Beware of Lords and Princes?
Public intellectuals, integrity, and aristocratic patronage
Toward the end of this last week of Epstein pandemonium, in yesterday’s FT Janan Ganesh put his finger on a key aspect of the operation: the way this man acted as broker between the financial one percent and what Ganesh calls “the public one percent” - a group with clout but not necessarily so much money:
Artists, intellectuals, politicians, even the occasional journalist: the public rather than private 1 per cent. Their value in social settings is high. Their income might not be. It is hard to get rich doing something fun. Again, most of them just shrug this off as the tax on having a cool job.
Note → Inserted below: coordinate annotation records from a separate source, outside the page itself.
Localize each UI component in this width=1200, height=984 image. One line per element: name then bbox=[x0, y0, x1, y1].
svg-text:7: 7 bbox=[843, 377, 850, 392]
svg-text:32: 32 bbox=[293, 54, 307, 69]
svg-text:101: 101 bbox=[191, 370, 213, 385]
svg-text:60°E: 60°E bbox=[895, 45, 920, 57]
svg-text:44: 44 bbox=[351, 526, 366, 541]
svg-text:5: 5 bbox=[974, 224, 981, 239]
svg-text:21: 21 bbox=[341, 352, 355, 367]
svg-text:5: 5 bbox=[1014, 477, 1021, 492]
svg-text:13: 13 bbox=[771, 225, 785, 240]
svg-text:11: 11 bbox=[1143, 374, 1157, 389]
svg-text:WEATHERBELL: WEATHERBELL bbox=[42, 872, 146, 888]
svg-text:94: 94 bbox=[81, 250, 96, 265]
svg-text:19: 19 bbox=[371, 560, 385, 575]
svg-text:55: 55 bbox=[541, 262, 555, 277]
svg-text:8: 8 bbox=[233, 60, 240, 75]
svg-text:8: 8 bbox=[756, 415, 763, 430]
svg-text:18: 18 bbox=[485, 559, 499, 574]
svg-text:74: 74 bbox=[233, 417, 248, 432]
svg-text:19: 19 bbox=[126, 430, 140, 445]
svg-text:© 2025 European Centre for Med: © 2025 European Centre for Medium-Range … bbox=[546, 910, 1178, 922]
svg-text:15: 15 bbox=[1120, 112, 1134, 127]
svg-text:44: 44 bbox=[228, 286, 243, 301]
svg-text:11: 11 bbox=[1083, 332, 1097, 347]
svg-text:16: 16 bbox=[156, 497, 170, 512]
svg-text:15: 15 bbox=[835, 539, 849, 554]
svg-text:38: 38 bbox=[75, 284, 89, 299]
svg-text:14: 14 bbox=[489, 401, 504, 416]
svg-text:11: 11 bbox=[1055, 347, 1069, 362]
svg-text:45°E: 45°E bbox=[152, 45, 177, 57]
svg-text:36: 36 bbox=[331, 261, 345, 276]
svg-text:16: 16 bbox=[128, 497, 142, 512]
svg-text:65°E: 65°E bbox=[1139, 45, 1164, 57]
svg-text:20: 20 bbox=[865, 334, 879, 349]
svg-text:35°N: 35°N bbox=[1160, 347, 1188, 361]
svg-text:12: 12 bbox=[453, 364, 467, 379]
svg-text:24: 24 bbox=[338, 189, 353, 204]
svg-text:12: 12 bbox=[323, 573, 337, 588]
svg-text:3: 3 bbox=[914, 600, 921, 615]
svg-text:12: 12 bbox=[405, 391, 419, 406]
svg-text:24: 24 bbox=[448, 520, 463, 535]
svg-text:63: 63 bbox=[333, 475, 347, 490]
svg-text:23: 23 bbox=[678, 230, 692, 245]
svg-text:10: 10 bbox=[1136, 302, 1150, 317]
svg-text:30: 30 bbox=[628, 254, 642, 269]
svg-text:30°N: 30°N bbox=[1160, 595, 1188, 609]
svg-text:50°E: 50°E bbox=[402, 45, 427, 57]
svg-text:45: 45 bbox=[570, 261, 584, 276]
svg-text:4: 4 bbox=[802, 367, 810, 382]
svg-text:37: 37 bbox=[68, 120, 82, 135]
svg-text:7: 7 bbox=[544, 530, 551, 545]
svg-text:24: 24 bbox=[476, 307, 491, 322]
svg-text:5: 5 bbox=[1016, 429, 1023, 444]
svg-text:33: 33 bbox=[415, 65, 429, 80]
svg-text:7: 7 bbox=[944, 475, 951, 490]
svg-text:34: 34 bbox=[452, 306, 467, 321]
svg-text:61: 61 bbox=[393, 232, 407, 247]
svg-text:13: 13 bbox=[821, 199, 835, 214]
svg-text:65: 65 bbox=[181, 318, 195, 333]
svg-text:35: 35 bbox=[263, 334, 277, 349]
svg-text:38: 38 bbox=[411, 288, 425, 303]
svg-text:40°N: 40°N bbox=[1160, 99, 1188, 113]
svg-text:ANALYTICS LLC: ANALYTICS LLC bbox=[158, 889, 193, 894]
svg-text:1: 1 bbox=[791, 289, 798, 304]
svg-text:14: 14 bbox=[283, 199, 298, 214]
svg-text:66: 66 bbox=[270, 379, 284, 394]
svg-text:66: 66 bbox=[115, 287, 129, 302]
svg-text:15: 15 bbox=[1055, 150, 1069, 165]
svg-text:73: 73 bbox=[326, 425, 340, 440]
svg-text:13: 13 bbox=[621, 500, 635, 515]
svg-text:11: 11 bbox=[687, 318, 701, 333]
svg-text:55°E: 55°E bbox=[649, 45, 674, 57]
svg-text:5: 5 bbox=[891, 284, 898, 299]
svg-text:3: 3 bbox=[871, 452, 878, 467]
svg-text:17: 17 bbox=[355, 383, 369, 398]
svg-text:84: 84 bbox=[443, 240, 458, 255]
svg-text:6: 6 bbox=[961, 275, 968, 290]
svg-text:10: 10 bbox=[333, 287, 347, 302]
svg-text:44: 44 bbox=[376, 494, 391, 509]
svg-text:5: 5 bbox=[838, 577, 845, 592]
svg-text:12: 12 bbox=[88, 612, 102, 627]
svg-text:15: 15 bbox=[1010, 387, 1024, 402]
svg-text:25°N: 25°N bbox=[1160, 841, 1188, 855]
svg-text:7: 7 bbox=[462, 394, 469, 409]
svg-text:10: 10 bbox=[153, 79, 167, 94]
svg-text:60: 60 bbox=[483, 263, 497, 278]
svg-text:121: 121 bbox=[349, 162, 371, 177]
What struck me here was the way Ganesh’s description meshes with something I’ve been tracking for a while: the re-emergence of aristocratic patronage, for culture-makers. As Ganesh notes, the wealth gap between apex financiers and apex culture-markers creates a world of temptation:
Even those who really mind will often find a clean solution, such as the classic private-public intermarriage, where one spouse provides the wealth and the other the social clout. (George Washington’s marriage to a Virginia plantation-owner is a template from the annals of hypergamy.) A few, however, will do improper things for the rich to get some of their crumbs. It is just too jarring for them to be the star of a dinner party and then fly economy.
Is this always, or only, a recipe for corruption? It’s complicated. The picture Ganesh paints bears comparison to the aristocratic patronage arrangements that were common in the Middle Ages. If you spend any time at all rummaging around in the literature and history of the past, several things become clear. One: there has always been a small subset of people who form a “Public One Percent”: perhaps not identical to today’s celebrity culture entertainers, but who stand head and shoulders above others in their field, and who tend to seek one another out internationally, more or less regardless of age, sex, faith, or other identity markers, for the exchange of ideas. Two: those people historically tended to wind up with aristocratic patrons.
Back then, copyright wasn’t a thing, and nor was mass-producing your works and earning royalties. Instead, intellectuals generally sought the protection of lords and princes, who would bankroll their existence in exchange for the clout that came from having leading intellectuals floating about their entourage. If that sounds a bit like what was happening when Epstein collected novelists, filmmakers and models as dinner guests for his dorky billionaire clients, that’s because it was.
But does that make it corrupt by definition? From the idealistic, “speaking truth to power” vantage-point we tend to associate with modern artists and writers it looks dodgy in the extreme, pretty much by definition. But is it completely indefensible? Really, it probably depended firstly on your patron, and secondly on the work your patron wanted to commission. In the16th century, for example, the Renaissance Italian esotericist Pico della Mirandola spent much of his (relatively short) life in the orbit and protection of the Italian statesman and patron of the arts, Lorenzo de’Medici. Medici also supported some of the greatest Renaissance artists, such as Michelangelo and Botticelli. In the 17th century Cosimo, another Medici, the Grand Duke of Tuscany, would act as patron to Galileo Galilei.
From the age of print onward, though, public intellectuals were increasingly able to make money directly rather than depending on patrons. If Galileo had a lordly patron in the 17th century, by the 18th the English poet Alexander Pope was able to make so much money just from his translations of The Iliad and The Odyssey he could buy a villa in Twickenham and set himself up as a gentleman. Print publishing was efficient and cheap enough, readers sufficiently numerous, and the legal environment sufficiently well-developed, that for two centuries after Pope writers were able to make a living more or less directly from paying audiences. That, then, becomes the basic economic condition wherein writers begin to imagine themselves “speaking truth to power”.
By and large, though, it doesn’t work like that any more. There are outliers, such as JK Rowling, but for the most part it’s no longer possible to make a living directly from book publishing. The chief culprit is the internet, which has the liberating power of loosening constraints on who can write, but with the concomitant effect of diluting formerly reliable writerly income streams away.
It remains possible to make a living as a public intellectual, but the ecology now works very differently. For one thing, as Rob Henderson has recently observed, there’s a convergence afoot between what writers do, and what influencers do; to succeed as the former you need a multi-channel presence more like that of the latter, and you have to keep plugging away at it. And not everyone enjoys this, or is good at it, or can command a big enough audience to make it work. For these, the best realistic alternative really is aristocratic patronage of some kind.
For this group, there are surely lessons in the Epstein debacle.